『「発問」する技術』

こんにちは、トモヒトです。
今回は、『「発問」する技術』という本をご紹介します。
この本は、発問に関して一冊の本にまとめられたものです。
塾講師や教師の経験をもとに書かれているので、内容としては学校での発問という部分がメインとなっています。
コーチングのなかで、発問はプレーヤーの思考を促すうえでも重要なスキルといえます。
今回は、本の内容をもとにテニス指導での発問について考えていきます。
もくじ
練習前の発問で練習のゴールを明確に!
練習を始める前の発問で、その日の練習に対する取り組み方を変えることができます。
次の質問をプレーヤーに投げかけて、練習のゴールを明確にしておきます。
「今日の練習でどんなことを身につけたい?」
「それを身につけるには、練習でどんなことを気をつける?」
この本でも何度か出てきますが、人間は人に言われたことには従いたくなく、自分で考えたことには素直に従うという性質があります。
この性質を利用して、練習のゴールを自ら設定させることで、そのゴールを達成しようという意欲を高めます。
練習中の発問で発想を広げる!
戦術的なプレーでは、考える力がカギとなります。
発問を通して、プレーヤーの思考を揺さぶって、発想を広げることも大切です。
練習中に発想を広げる発問として、私は次の2つがあるかなと思います。
発問への答えやプレーに対する「なぜ?」
これは、発問への答えやプレーを深掘りしていくことを目的としています。
例えば、発問への答えに対して
「なぜそう考えたの?」
と、さらに考えさせることで、より思考を深めていくことができます。
他にも、印象的なプレーや面白いプレーを取り上げて
「どんなことをイメージしてプレーしてたの?」
という発問で、ラリーの組み立てに関して言語化させることも重要です。
ただし、この発問を効果的に用いるためにも、次のことに注意する必要があります。
- 戦術的思考力が低いプレーヤーにとっては、深堀りするだけの思考力が備わっていない可能性もあります。
無理に答えさせようとすると発問を受けることが辛くなる恐れもあるので、プレーヤーの戦術的思考力にも配慮します。 - 聞き方に圧迫感を感じてしまえば、発問というよりも問い詰められているという印象を与えかねません。
相手の答えやプレーを受け入れる姿勢を示す、柔らかい口調で発問することで、プレーヤーが安心して自分の意見を答えられる雰囲気を作ることが大切です。 - あくまでも思考を深めることが目的なので、答えの正否にはこだわりすぎないようにします。

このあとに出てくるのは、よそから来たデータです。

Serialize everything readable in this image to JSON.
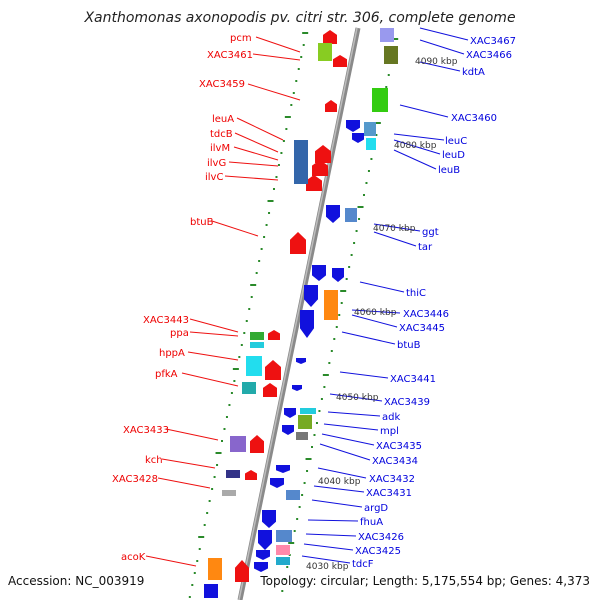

どうしても指摘する必要がある場合は、次に紹介する「じゃあ~?」を使って、別の視点から捉えて気づきを与える形にします。
「じゃあ~?」で別の選択肢を検討してみる
この発問は、発問への答えやプレーに対して、別のパターンを提示することで別の選択肢について思考を深めることが目的です。
これには、次の2つの効果があります。
- 別の選択肢について考えることで、すでに出ている答えやプレーのメリット・デメリットを深掘りする
- 別の選択肢を示すことで、思考の幅を広げる
例えば、ラリーでダウンザラインにエースを取ったときに、
「じゃあ、最後のショットをクロスに打っていたらどうなっていただろう?」
「じゃあ、他にポイントになりそうなコースはなかったかな?」
という発問を投げかけます。
クロスに打ったパターンについて考えることで、逆にダウンザラインに打ったという選択がどうだったのか、どういう意図でダウンザラインに打ったのかと考えることにもつながります。
また、他の選択肢を考えさせることで、プレーの幅を広げることにつながるだけでなく、プレーを選択するにはどんな情報を得る必要があるのかという部分を考えることにもつながります。
練習後の発問で、練習の振り返り
練習の後にも、発問が効果を発揮します。
練習後には、その日の練習を振り返るきっかけとなる発問をします。
例えば、次のような質問です。
「練習前に身につけようと思ったことはどのくらいできるようになった?」
「今日の練習で大事だと思ったことは何?」
「今日の練習を踏まえて、次の練習ではどんなことを意識する?」
これらの発問は、練習を振り返り、次の練習や今後活かせそうなことを言語化させることが目的です。
思考を言語化する訓練は、テニスに限らず様々な場面で必要となるスキルです。
テニスを通じて訓練しておくといいかなと思います。
まとめ
今回は、『「発問」する技術』という本をもとに、テニス指導での発問について考えてきました。
この記事では触れませんでしたが、よい発問には事前準備が大切、発問の種類と使い分けなど、他にも学べる要素がたくさん書かれています。
興味がある方は、ぜひ読んでみてください。
最後までお読みいただきありがとうございました。